Die Offiziere, die gewöhnlich als einzige Bescheid wüssten, hätten sich von Tag zu Tag immer weiter von der kämpfenden Truppe entfernt, bis der Funkkontakt abgebrochen sei. Einige Spezialeinheiten und Fallschirmjäger seien über ihre Ziele informiert worden, aber sogar der Spetsnaz des russischen militärischen Nachrichtendienstes sei im Dunkeln gelassen worden. Man habe ihnen gesagt, es handle sich um eine dreitägige Exkursion, so Laidlaw.

Plündern, um zu überleben

Mögliche Gründe dafür sind für ihn Kommunikationsprobleme zwischen Putin und seinen Generälen oder eine Lüge.
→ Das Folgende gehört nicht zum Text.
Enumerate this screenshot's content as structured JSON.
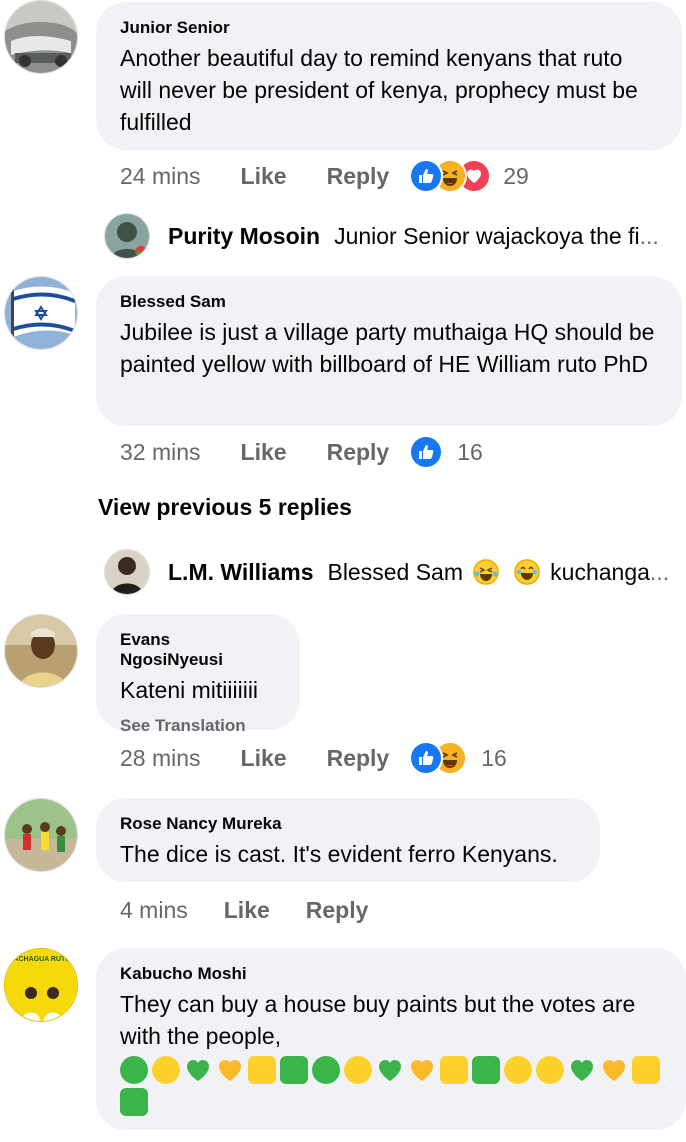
{
  "comments": [
    {
      "author": "Junior Senior",
      "text": "Another beautiful day to remind kenyans that ruto will never be president of kenya, prophecy must be fulfilled",
      "time": "24 mins",
      "like": "Like",
      "reply": "Reply",
      "reactions": [
        "like-icon",
        "haha-icon",
        "love-icon"
      ],
      "reaction_count": "29"
    },
    {
      "author": "Blessed Sam",
      "text": "Jubilee is just a village party muthaiga HQ should be painted yellow with billboard of HE William ruto PhD",
      "time": "32 mins",
      "like": "Like",
      "reply": "Reply",
      "reactions": [
        "like-icon"
      ],
      "reaction_count": "16"
    },
    {
      "author": "Evans NgosiNyeusi",
      "text": "Kateni mitiiiiiii",
      "see_translation": "See Translation",
      "time": "28 mins",
      "like": "Like",
      "reply": "Reply",
      "reactions": [
        "like-icon",
        "haha-icon"
      ],
      "reaction_count": "16"
    },
    {
      "author": "Rose Nancy Mureka",
      "text": "The dice is cast. It's evident ferro Kenyans.",
      "time": "4 mins",
      "like": "Like",
      "reply": "Reply"
    },
    {
      "author": "Kabucho Moshi",
      "text": "They can buy a house buy paints but the votes are with the people,",
      "emoji_sequence": [
        "green-circle",
        "yellow-circle",
        "green-heart",
        "yellow-heart",
        "yellow-square",
        "green-square",
        "green-circle",
        "yellow-circle",
        "green-heart",
        "yellow-heart",
        "yellow-square",
        "green-square",
        "yellow-circle",
        "yellow-circle",
        "green-heart",
        "yellow-heart",
        "yellow-square",
        "green-square"
      ]
    }
  ],
  "replies": [
    {
      "name": "Purity Mosoin",
      "text": "Junior Senior wajackoya the fi",
      "ellipsis": "..."
    },
    {
      "name": "L.M. Williams",
      "text_before": "Blessed Sam",
      "emojis": [
        "rofl-emoji",
        "joy-emoji"
      ],
      "text_after": "kuchanga",
      "ellipsis": "..."
    }
  ],
  "view_previous": "View previous 5 replies",
  "avatars": {
    "kabucho_badge": "ACHAGUA RUTO"
  },
  "colors": {
    "bubble": "#f0f2f5",
    "meta_text": "#65676b",
    "like_blue": "#1877f2",
    "love_red": "#f33e58",
    "haha_yellow": "#f7b125"
  }
}
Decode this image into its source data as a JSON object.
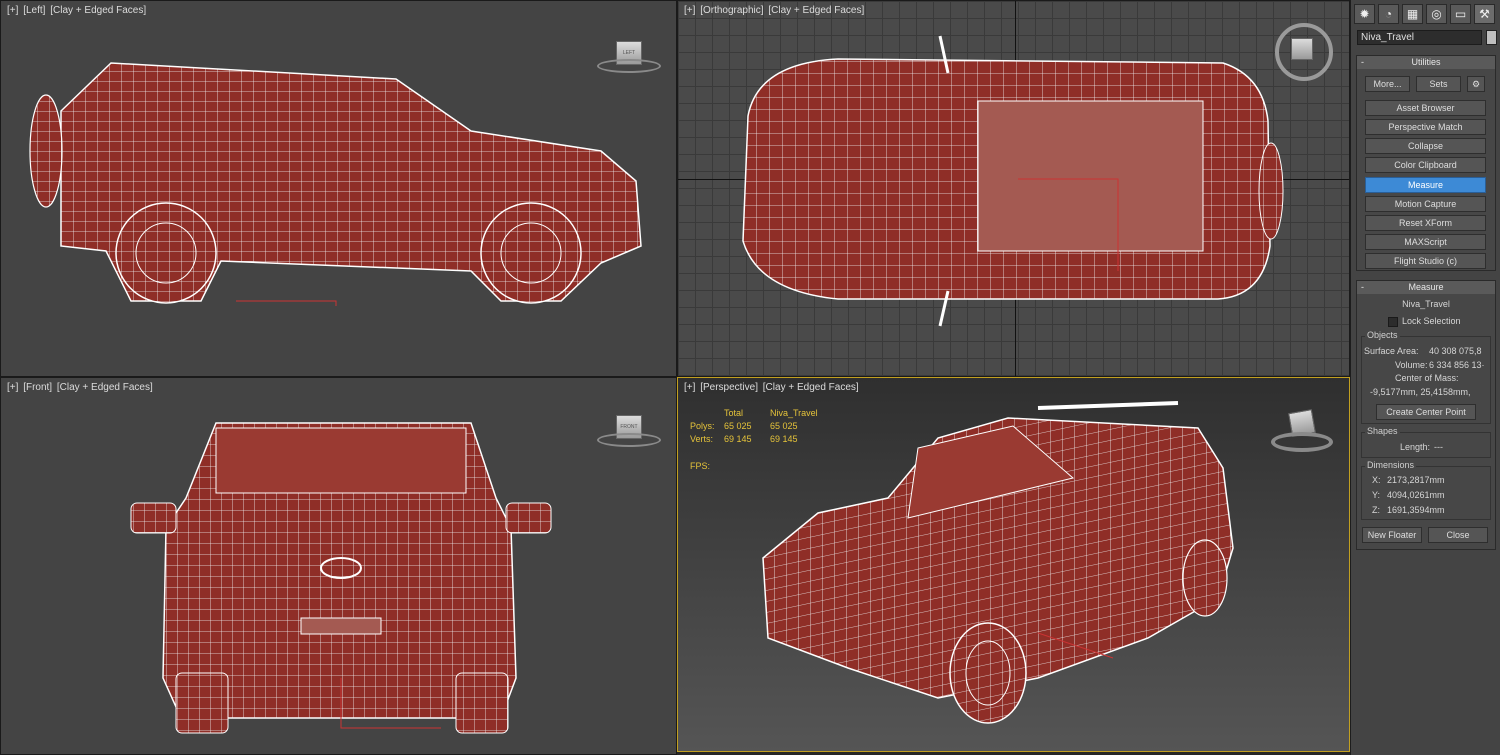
{
  "viewports": {
    "left": {
      "plus": "[+]",
      "view": "[Left]",
      "shading": "[Clay + Edged Faces]",
      "cube_label": "LEFT"
    },
    "top": {
      "plus": "[+]",
      "view": "[Orthographic]",
      "shading": "[Clay + Edged Faces]"
    },
    "front": {
      "plus": "[+]",
      "view": "[Front]",
      "shading": "[Clay + Edged Faces]",
      "cube_label": "FRONT"
    },
    "perspective": {
      "plus": "[+]",
      "view": "[Perspective]",
      "shading": "[Clay + Edged Faces]",
      "stats": {
        "header_total": "Total",
        "header_object": "Niva_Travel",
        "polys_label": "Polys:",
        "polys_total": "65 025",
        "polys_object": "65 025",
        "verts_label": "Verts:",
        "verts_total": "69 145",
        "verts_object": "69 145",
        "fps_label": "FPS:"
      }
    }
  },
  "panel": {
    "tabs": [
      "create-icon",
      "modify-icon",
      "hierarchy-icon",
      "motion-icon",
      "display-icon",
      "utilities-icon"
    ],
    "object_name": "Niva_Travel",
    "utilities": {
      "title": "Utilities",
      "more_label": "More...",
      "sets_label": "Sets",
      "items": [
        "Asset Browser",
        "Perspective Match",
        "Collapse",
        "Color Clipboard",
        "Measure",
        "Motion Capture",
        "Reset XForm",
        "MAXScript",
        "Flight Studio (c)"
      ],
      "selected": "Measure"
    },
    "measure": {
      "title": "Measure",
      "object_name": "Niva_Travel",
      "lock_selection": "Lock Selection",
      "objects_title": "Objects",
      "surface_area_label": "Surface Area:",
      "surface_area": "40 308 075,8",
      "volume_label": "Volume:",
      "volume": "6 334 856 13·",
      "center_of_mass_label": "Center of Mass:",
      "center_of_mass": "-9,5177mm, 25,4158mm,",
      "create_center_point": "Create Center Point",
      "shapes_title": "Shapes",
      "length_label": "Length:",
      "length": "---",
      "dimensions_title": "Dimensions",
      "x_label": "X:",
      "x": "2173,2817mm",
      "y_label": "Y:",
      "y": "4094,0261mm",
      "z_label": "Z:",
      "z": "1691,3594mm",
      "new_floater": "New Floater",
      "close": "Close"
    }
  },
  "colors": {
    "mesh": "#8a2a24",
    "wire": "#ffffff",
    "selected_button": "#3d8ad6",
    "active_viewport_border": "#c2a020",
    "stats_text": "#e5c33a"
  }
}
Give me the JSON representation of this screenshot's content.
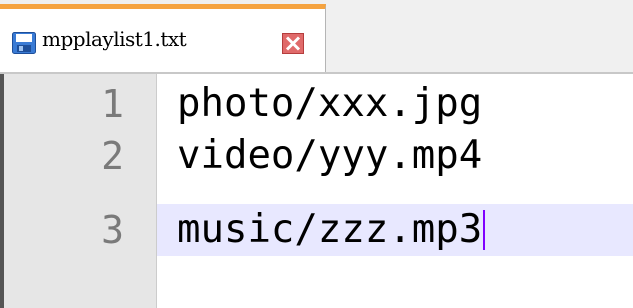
{
  "tab": {
    "filename": "mpplaylist1.txt",
    "icon": "save-icon",
    "close_icon": "close-icon",
    "accent_color": "#f5a340"
  },
  "editor": {
    "lines": [
      {
        "number": "1",
        "text": "photo/xxx.jpg"
      },
      {
        "number": "2",
        "text": "video/yyy.mp4"
      },
      {
        "number": "3",
        "text": "music/zzz.mp3"
      }
    ],
    "current_line": 3,
    "caret_color": "#8000ff",
    "current_line_color": "#e8e8ff"
  }
}
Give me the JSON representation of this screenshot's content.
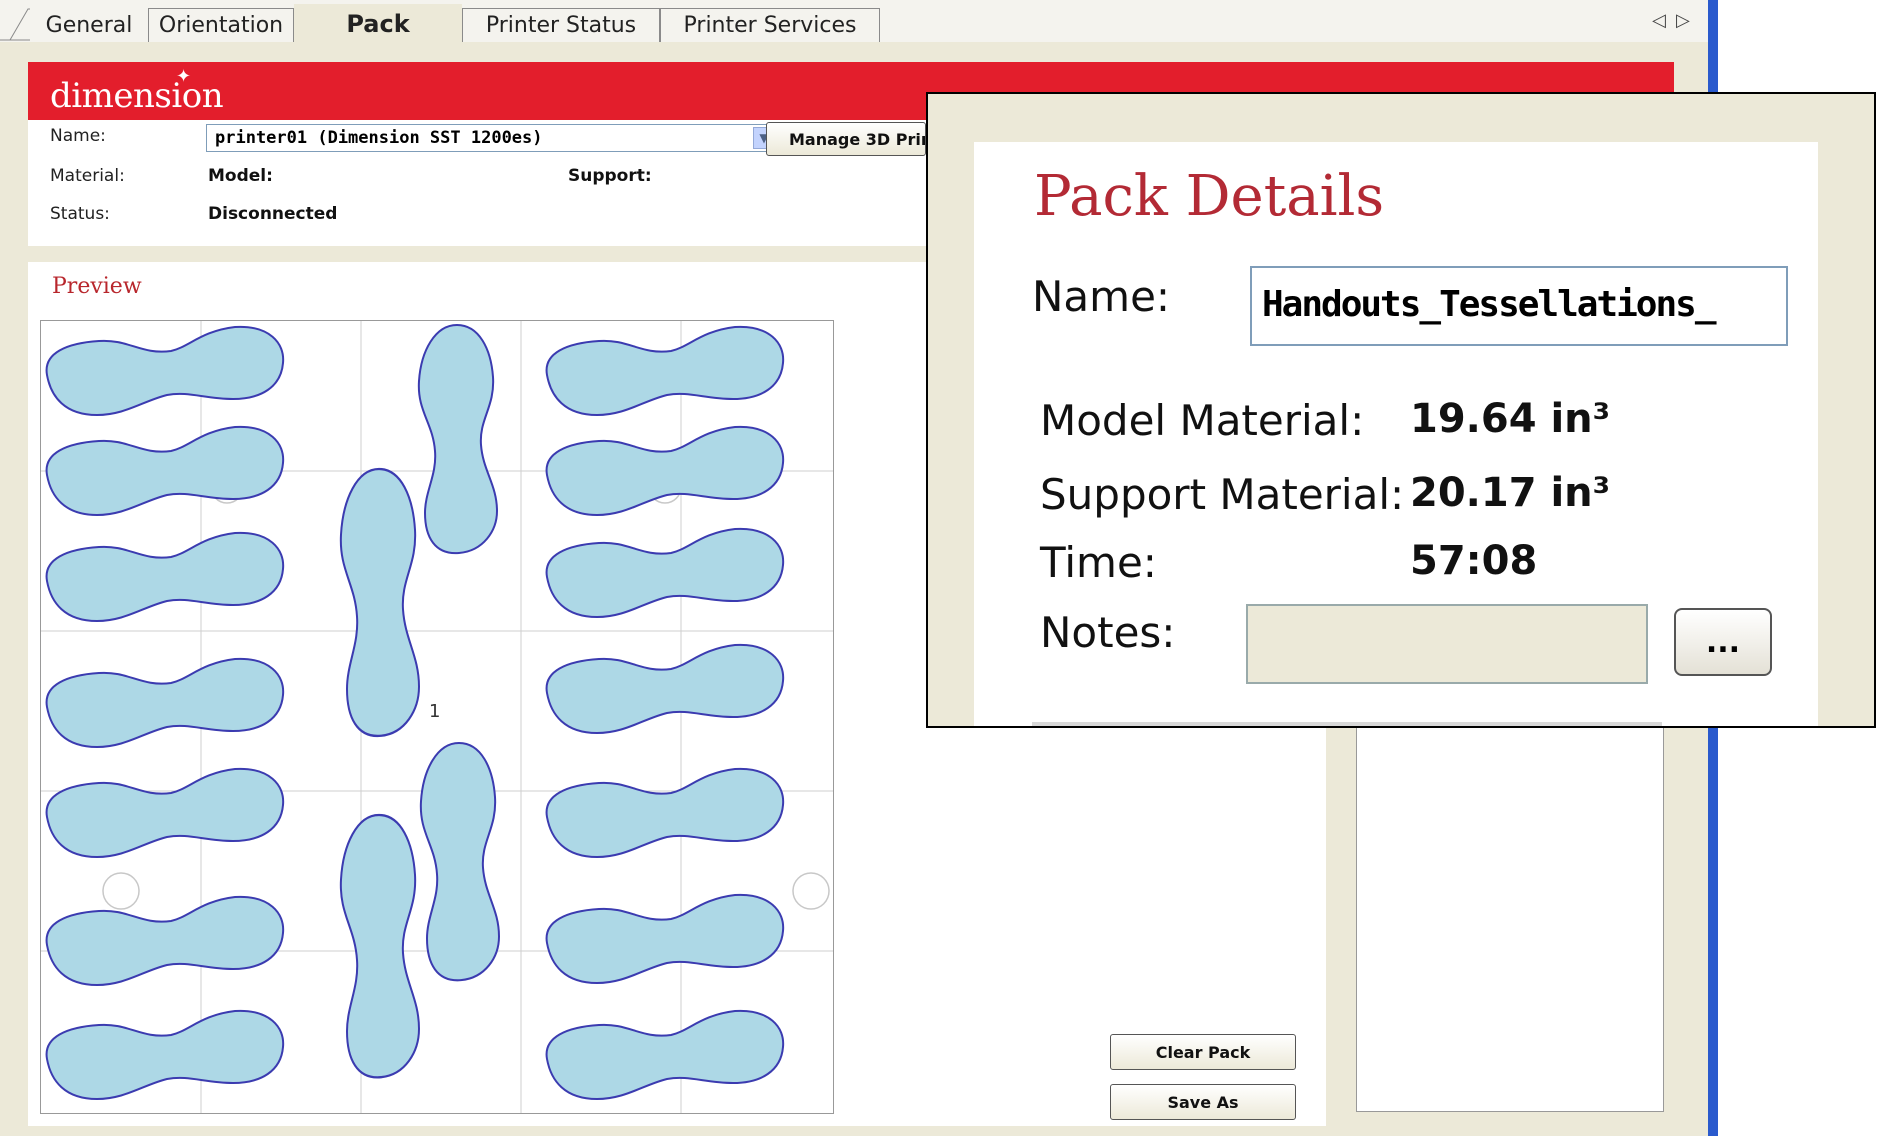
{
  "tabs": {
    "general": "General",
    "orientation": "Orientation",
    "pack": "Pack",
    "printer_status": "Printer Status",
    "printer_services": "Printer Services"
  },
  "header": {
    "logo": "dimension",
    "name_label": "Name:",
    "name_value": "printer01  (Dimension SST 1200es)",
    "manage_button": "Manage 3D Prin",
    "material_label": "Material:",
    "model_label": "Model:",
    "support_label": "Support:",
    "status_label": "Status:",
    "status_value": "Disconnected"
  },
  "preview": {
    "title": "Preview",
    "part_label": "1"
  },
  "buttons": {
    "clear_pack": "Clear Pack",
    "save_as": "Save As"
  },
  "pack_details": {
    "title": "Pack Details",
    "name_label": "Name:",
    "name_value": "Handouts_Tessellations_",
    "model_material_label": "Model Material:",
    "model_material_value": "19.64 in³",
    "support_material_label": "Support Material:",
    "support_material_value": "20.17 in³",
    "time_label": "Time:",
    "time_value": "57:08",
    "notes_label": "Notes:",
    "notes_button": "..."
  },
  "colors": {
    "brand_red": "#e31e2c",
    "part_fill": "#add8e6",
    "part_outline": "#3b3bb0",
    "accent_blue": "#2a5acd"
  }
}
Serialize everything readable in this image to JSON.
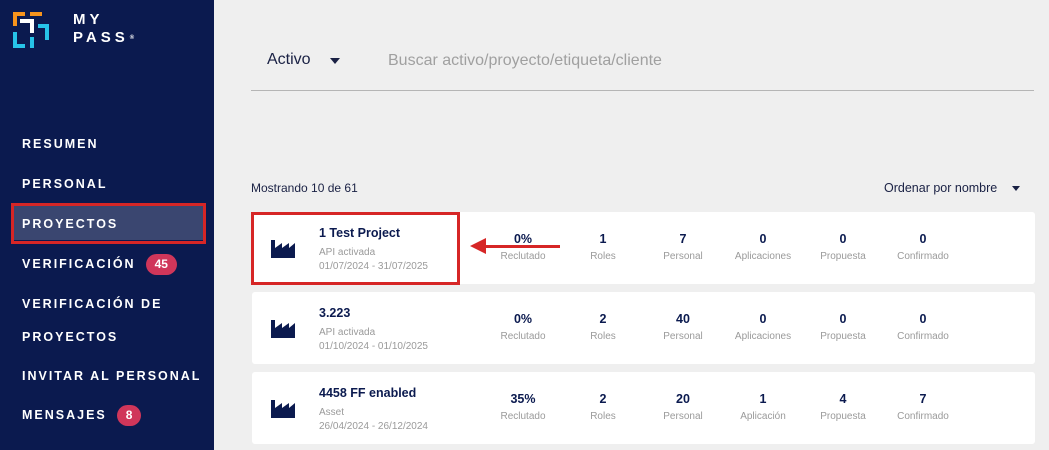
{
  "brand": {
    "line1": "MY",
    "line2": "PASS",
    "mark": "®"
  },
  "nav": {
    "resumen": "RESUMEN",
    "personal": "PERSONAL",
    "proyectos": "PROYECTOS",
    "verificacion": "VERIFICACIÓN",
    "verificacion_badge": "45",
    "verificacion_proyectos_1": "VERIFICACIÓN DE",
    "verificacion_proyectos_2": "PROYECTOS",
    "invitar": "INVITAR AL PERSONAL",
    "mensajes": "MENSAJES",
    "mensajes_badge": "8"
  },
  "filter": {
    "label": "Activo",
    "search_placeholder": "Buscar activo/proyecto/etiqueta/cliente"
  },
  "list": {
    "showing": "Mostrando 10 de 61",
    "sort": "Ordenar por nombre"
  },
  "projects": [
    {
      "name": "1 Test Project",
      "status": "API activada",
      "dates": "01/07/2024 - 31/07/2025",
      "stats": [
        {
          "v": "0%",
          "l": "Reclutado"
        },
        {
          "v": "1",
          "l": "Roles"
        },
        {
          "v": "7",
          "l": "Personal"
        },
        {
          "v": "0",
          "l": "Aplicaciones"
        },
        {
          "v": "0",
          "l": "Propuesta"
        },
        {
          "v": "0",
          "l": "Confirmado"
        }
      ]
    },
    {
      "name": "3.223",
      "status": "API activada",
      "dates": "01/10/2024 - 01/10/2025",
      "stats": [
        {
          "v": "0%",
          "l": "Reclutado"
        },
        {
          "v": "2",
          "l": "Roles"
        },
        {
          "v": "40",
          "l": "Personal"
        },
        {
          "v": "0",
          "l": "Aplicaciones"
        },
        {
          "v": "0",
          "l": "Propuesta"
        },
        {
          "v": "0",
          "l": "Confirmado"
        }
      ]
    },
    {
      "name": "4458 FF enabled",
      "status": "Asset",
      "dates": "26/04/2024 - 26/12/2024",
      "stats": [
        {
          "v": "35%",
          "l": "Reclutado"
        },
        {
          "v": "2",
          "l": "Roles"
        },
        {
          "v": "20",
          "l": "Personal"
        },
        {
          "v": "1",
          "l": "Aplicación"
        },
        {
          "v": "4",
          "l": "Propuesta"
        },
        {
          "v": "7",
          "l": "Confirmado"
        }
      ]
    }
  ],
  "colors": {
    "sidebar": "#0b1a4f",
    "accent_red": "#d62626",
    "badge": "#d0365a",
    "logo_orange": "#f7941d",
    "logo_cyan": "#27c3e8"
  }
}
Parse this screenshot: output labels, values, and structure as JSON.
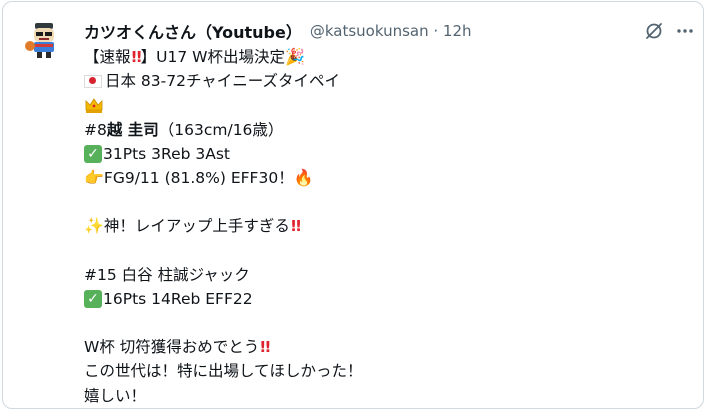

Am Sonntag jedenfalls hätten sich noch alle Versorgungsfahrzeuge außerhalb der Ukraine befunden, und die Fahrzeuge, die mit den Truppen in die Ukraine gebracht wurden, seien bereits zerstört oder ohne Treibstoff gewesen.

Jeder, der überleben wolle, müsse Kriegsverbrechen begehen, indem er Tankstellen und Lebensmittelvorräte von Zivilisten plündert, schreibt Laidlaw. Viele reguläre Soldaten weigerten sich, zu kämpfen und ließen ihre Ausrüstung und Fahrzeuge zurück. Die, die kämpften, hätten harte, linientreue Offiziere.

Keine Langstrecken-Kommunikation

Niemand könne die Kommandozentrale erreichen, berichtete der ehemalige russische Soldat Laidlaw. Das Problem seien keine Störungen, die Truppen hätten schlichtweg keine Langstrecken-Kommunikation. Insofern ist also der Einsatz von analogen Walkie-Talkies nicht zu weit hergeholt.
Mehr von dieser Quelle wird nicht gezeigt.